At last Fernand consented to explain himself, and started on a ridiculous yam. The Jews, said he, had given a big sum of money, five millions of francs, to their co-religionist Simon in order that he might get a Brother of the Christian Doctrine guillotined. Simon having failed in his plan, the five millions were lying in a hiding-place, and the Jews were now striving to get Brother Gorgias sent to the galleys — even if in doing so they should drown France in blood — in order that Simon might return and dig up the treasure, the hiding place of which was known only to himself.

‘Come, my lad,’ Marc answered, quite aghast, ‘surely you don’t believe such absurdity!’

‘Well, why not?’ rejoined the young peasant, who looked only half awake.

‘Why, because your good sense ought to rebel against it.
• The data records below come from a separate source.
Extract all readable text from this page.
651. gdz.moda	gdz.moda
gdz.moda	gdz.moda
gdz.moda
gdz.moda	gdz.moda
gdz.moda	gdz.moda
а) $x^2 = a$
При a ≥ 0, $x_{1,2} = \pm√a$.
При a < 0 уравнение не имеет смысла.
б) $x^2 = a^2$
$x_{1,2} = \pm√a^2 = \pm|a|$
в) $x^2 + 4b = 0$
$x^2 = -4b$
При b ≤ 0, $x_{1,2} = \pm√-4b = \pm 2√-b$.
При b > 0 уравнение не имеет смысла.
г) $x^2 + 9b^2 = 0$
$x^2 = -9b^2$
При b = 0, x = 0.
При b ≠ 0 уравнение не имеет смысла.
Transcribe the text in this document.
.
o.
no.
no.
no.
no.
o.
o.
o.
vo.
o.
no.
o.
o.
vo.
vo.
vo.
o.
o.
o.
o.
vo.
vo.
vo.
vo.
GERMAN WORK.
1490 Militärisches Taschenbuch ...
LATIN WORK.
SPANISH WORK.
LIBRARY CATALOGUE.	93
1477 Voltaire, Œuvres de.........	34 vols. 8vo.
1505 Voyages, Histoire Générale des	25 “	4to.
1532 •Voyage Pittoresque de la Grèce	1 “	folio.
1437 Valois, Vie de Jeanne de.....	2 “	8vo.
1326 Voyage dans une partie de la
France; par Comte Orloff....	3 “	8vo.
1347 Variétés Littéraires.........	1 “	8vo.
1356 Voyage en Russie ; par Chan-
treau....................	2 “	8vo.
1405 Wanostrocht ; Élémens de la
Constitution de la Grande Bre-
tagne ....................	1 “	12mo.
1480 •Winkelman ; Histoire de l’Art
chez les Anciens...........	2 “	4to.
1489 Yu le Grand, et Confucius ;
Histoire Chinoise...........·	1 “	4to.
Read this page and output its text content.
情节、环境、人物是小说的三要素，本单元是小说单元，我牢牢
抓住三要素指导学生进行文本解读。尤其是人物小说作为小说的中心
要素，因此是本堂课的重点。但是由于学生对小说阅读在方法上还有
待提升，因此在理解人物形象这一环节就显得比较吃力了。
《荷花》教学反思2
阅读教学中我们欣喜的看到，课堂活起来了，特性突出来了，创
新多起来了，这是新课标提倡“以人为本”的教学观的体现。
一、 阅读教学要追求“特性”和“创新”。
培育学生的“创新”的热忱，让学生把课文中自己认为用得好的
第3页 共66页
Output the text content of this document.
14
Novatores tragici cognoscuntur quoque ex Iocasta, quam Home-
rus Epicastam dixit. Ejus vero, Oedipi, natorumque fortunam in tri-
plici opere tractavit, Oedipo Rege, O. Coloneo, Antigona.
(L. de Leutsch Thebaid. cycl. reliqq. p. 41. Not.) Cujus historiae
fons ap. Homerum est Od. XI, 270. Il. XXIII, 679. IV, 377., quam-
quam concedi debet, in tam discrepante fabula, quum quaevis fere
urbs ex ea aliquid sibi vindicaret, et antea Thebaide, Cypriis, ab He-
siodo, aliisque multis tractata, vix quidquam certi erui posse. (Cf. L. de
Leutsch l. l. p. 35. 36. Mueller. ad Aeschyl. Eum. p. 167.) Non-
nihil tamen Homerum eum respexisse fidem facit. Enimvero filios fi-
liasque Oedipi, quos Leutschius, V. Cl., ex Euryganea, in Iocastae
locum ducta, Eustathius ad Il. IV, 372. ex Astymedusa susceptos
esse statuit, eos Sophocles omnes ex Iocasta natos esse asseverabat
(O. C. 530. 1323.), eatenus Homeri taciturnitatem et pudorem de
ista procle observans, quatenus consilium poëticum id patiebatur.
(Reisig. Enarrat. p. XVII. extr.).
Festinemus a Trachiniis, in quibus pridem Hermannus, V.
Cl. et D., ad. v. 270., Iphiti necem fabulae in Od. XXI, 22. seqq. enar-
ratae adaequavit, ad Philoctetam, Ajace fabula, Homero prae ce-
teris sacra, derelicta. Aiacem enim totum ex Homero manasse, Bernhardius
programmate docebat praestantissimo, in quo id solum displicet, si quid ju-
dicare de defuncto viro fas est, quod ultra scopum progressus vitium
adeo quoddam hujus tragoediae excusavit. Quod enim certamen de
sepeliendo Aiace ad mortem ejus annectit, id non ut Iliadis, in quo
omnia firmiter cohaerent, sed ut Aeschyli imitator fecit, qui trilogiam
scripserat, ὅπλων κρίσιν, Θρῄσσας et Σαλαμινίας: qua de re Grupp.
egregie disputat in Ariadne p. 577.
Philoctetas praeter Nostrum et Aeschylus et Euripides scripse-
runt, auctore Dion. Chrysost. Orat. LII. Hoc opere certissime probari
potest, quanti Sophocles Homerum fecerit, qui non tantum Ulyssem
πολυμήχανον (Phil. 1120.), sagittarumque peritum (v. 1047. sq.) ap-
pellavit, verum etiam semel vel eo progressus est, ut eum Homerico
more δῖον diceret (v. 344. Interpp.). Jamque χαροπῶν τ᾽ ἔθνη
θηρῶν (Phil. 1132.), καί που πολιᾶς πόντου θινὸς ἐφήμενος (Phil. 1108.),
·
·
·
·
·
You know how to read, you know how to write, and I flattered myself also that I had in some degree awakened your mind and taught you how to distinguish between truth and falsehood.

.. Come, come, haven’t you remembered anything of what you learnt when you were with me?’

Fernand waved his hand in a tired, careless way. ‘If one had to remember everything, Monsieur Froment, one would have one’s head too full,’ he said. ‘I have only told you what I hear people saying everywhere. Folks who are far cleverer than I am give their word of honour that it’s true... Besides, I read something like it in
Le Petit Beaumontais
the day before yesterday. And since it’s in print there must surely be some truth in it.’

Marc made a gesture of despair. What! he had not overcome ignorance more than that after all his years of striving! That young fellow remained the easiest prey for error and falsehood, he blindly accepted the most stupid inventions, he possessed neither the freedom of mind nor the sense of logic necessary to enable him to weigh the fables which he read in his newspaper. So great indeed was his credulity that it seemed to disturb even his wife, the blonde Lucile.